The hypocrisy of blocking online ads

blocking online ads

Barry Collins finds that ad blockers aren’t as altruistic as they first appear

Until about a year ago, I never liked the idea of ad blockers. The fairies don’t put words on websites while you’re sleeping; most of them are put there by real journalists being paid real money by real publishers, and if you need to view a banner ad or even close a pop-up in lieu of payment for the information you’re getting, so be it. That’s your side of the unwritten deal.

Then advertisers got silly. Really silly. Auto-playing video ads with the volume cranked to 11 became the norm. You’d be sitting at your desk when suddenly a tab you hadn’t touched for two minutes would erupt into life, blasting your eardrums with advertising jingles as you flapped about in a panic, trying to find the offending tab to shut it down. You couldn’t boycott the sites that were doing it, because they were all doing it: the only way to keep the peace was to (reluctantly, in my case) install an ad blocker.


The king of the blockers is undoubtedly Adblock Plus (adblockplus.org) – a no-fuss browser add-on that’s so effective it claims to have 50 million active users. In fact, it’s so good at blocking the really irritating stuff that you probably haven’t even noticed some of the adverts that do slip through: those ads at the top of your search results and the mysteriously personalised ads down the side.

Click the Adblock Plus icon in your browser, delve into the settings and you’ll note one of the pre-ticked options is to “allow some non-intrusive advertising”. That option, the little Read More link next to it explains, “allows some of the advertising not considered annoying to be viewed. By doing this you support websites that rely on advertising but choose to do it in a non-intrusive way”.

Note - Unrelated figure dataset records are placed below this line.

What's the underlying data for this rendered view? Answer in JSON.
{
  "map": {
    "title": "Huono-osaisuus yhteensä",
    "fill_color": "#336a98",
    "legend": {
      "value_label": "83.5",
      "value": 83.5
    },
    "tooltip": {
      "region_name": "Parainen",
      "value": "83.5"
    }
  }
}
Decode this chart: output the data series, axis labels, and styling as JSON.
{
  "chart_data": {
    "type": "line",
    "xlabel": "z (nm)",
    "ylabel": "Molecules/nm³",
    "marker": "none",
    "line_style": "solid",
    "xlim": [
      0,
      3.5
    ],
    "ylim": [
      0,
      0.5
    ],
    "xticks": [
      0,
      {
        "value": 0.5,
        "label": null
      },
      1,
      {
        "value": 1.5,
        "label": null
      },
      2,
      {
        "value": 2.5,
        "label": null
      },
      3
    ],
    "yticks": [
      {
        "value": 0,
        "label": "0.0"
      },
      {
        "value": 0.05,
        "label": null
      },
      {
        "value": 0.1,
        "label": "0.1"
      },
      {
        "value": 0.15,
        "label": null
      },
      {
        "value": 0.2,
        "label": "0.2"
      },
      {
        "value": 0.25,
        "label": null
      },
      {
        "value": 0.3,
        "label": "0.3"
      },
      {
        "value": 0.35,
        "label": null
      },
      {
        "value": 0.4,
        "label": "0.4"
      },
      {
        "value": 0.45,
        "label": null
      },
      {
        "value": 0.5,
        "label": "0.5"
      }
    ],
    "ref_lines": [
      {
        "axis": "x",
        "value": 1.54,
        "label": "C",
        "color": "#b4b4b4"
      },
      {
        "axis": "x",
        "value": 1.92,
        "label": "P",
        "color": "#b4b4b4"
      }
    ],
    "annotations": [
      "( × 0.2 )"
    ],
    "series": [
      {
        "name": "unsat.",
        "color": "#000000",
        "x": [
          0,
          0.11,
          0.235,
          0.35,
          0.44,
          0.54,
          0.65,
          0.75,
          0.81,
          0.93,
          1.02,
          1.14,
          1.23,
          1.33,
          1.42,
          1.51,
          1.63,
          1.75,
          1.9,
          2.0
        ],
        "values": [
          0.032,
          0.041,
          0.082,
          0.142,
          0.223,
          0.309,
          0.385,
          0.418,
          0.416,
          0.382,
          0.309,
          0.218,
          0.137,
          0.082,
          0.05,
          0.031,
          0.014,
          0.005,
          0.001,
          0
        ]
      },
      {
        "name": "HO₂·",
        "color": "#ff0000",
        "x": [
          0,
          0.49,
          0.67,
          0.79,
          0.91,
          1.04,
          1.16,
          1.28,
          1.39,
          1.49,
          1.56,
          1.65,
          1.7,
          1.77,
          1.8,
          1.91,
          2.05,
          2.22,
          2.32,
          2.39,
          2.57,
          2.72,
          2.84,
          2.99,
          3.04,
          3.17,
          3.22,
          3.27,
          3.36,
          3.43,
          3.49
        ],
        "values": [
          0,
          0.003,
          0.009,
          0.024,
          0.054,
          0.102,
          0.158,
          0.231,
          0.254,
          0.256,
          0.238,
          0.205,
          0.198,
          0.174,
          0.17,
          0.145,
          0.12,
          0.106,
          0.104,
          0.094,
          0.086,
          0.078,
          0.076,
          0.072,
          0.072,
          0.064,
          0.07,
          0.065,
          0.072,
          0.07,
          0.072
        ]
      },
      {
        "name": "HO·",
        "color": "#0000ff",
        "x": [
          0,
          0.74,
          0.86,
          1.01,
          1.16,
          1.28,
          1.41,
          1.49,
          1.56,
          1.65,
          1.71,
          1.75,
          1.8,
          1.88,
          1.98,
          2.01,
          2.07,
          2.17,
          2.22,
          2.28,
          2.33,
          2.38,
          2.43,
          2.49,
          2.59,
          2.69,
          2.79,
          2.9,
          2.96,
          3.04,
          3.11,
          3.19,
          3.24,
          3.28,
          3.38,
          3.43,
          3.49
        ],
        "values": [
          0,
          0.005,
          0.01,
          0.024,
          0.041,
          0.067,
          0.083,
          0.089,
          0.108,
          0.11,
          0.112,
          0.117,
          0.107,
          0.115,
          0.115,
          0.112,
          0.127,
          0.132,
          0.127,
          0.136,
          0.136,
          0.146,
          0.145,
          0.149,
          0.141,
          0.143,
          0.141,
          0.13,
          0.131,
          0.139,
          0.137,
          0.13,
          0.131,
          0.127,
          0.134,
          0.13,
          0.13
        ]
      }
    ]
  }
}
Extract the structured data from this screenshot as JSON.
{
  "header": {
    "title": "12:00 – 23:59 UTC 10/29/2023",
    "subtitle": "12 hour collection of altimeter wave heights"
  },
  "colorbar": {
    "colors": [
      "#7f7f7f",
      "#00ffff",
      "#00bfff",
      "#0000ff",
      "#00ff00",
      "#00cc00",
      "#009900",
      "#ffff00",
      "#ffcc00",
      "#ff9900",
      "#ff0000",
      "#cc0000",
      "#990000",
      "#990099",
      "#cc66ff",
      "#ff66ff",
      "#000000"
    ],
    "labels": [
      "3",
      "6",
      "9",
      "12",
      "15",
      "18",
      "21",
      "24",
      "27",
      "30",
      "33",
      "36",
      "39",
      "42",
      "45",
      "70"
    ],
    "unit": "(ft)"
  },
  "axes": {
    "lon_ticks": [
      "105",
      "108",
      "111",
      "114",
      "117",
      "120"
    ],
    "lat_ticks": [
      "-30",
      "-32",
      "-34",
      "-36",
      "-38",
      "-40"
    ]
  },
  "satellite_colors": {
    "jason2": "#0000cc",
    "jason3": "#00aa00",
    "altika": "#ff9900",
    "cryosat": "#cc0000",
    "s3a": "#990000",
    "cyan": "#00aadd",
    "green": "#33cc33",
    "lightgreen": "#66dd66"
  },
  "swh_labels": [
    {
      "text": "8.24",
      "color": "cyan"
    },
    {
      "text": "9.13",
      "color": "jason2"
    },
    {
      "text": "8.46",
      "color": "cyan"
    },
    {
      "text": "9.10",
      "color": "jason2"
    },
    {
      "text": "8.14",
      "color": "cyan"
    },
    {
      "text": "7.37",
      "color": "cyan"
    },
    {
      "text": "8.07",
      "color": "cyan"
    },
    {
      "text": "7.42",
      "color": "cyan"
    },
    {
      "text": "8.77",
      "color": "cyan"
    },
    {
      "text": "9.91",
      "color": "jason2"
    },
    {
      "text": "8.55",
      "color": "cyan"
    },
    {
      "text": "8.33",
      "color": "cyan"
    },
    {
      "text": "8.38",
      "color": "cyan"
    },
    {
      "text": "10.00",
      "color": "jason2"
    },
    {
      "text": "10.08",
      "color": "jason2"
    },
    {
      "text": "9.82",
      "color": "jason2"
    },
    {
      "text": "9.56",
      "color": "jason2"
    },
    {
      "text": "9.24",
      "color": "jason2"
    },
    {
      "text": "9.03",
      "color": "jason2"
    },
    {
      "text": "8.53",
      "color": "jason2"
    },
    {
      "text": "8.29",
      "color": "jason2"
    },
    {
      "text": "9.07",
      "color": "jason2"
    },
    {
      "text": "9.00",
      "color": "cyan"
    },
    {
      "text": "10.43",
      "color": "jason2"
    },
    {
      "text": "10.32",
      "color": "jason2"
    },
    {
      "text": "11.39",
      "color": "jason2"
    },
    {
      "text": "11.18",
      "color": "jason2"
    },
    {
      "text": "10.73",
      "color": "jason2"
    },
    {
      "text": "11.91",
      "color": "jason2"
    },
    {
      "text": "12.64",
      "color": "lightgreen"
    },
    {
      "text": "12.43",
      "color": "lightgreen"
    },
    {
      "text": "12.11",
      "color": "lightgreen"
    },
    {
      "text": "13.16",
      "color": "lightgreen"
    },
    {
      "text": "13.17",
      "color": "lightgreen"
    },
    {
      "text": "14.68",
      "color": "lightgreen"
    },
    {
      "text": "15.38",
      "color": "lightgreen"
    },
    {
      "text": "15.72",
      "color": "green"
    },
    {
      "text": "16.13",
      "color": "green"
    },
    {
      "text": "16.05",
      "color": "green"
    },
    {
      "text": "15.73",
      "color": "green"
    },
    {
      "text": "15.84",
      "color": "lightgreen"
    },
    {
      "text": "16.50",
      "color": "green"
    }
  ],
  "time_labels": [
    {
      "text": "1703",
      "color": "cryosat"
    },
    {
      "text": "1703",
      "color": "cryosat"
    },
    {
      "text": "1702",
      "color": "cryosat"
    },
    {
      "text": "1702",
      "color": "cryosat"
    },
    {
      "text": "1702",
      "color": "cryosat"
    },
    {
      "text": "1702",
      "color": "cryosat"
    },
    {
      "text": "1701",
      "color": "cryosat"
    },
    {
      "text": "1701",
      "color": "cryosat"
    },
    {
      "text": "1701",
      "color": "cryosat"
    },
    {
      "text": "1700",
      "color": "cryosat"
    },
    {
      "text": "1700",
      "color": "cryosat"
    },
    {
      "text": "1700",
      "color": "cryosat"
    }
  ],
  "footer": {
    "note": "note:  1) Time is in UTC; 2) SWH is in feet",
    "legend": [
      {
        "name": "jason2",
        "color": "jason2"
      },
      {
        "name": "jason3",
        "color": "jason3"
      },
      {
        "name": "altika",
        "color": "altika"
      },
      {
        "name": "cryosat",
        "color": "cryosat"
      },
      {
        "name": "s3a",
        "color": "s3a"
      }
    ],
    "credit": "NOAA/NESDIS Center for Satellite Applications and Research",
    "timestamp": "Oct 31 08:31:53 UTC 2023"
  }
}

What Adblock Plus omits to tell you, however, is that it also benefits Adblock Plus. In a good piece of journalism, albeit one that’s now behind a paywall (meaning it’s not plagued by ads), the Financial Times discovered that companies such as Google, Microsoft and Amazon are paying Adblock Plus’s developers substantial sums of money to wave their ads through (bit.ly/ft365). Adblock Plus isn’t so much protection from ads as a protection racket, only allowing ads from big companies if they come to an undisclosed financial agreement.

True, those ads still have to meet strict criteria to pass through the filters – auto-running videos are still barred, no matter how big your cheque book – but Adblock Plus’s system isn’t truly designed to give companies an “incentive to produce better ads”, as its FAQ claims. In fact, it’s designed to give advertisers an incentive to pay Adblock Plus, and we web users are the unwitting incentive.

Adblock Plus’s developer, Eyeo, claims it needs to charge the big firms because it “requires significant effort on our side and this task cannot be completely taken over by volunteers”. Given that the company employs 36 staff and is currently hiring, it seems that taking the moral high ground is a pretty lucrative business.

I didn’t like ad blockers before I installed them, but I like them a whole lot less now.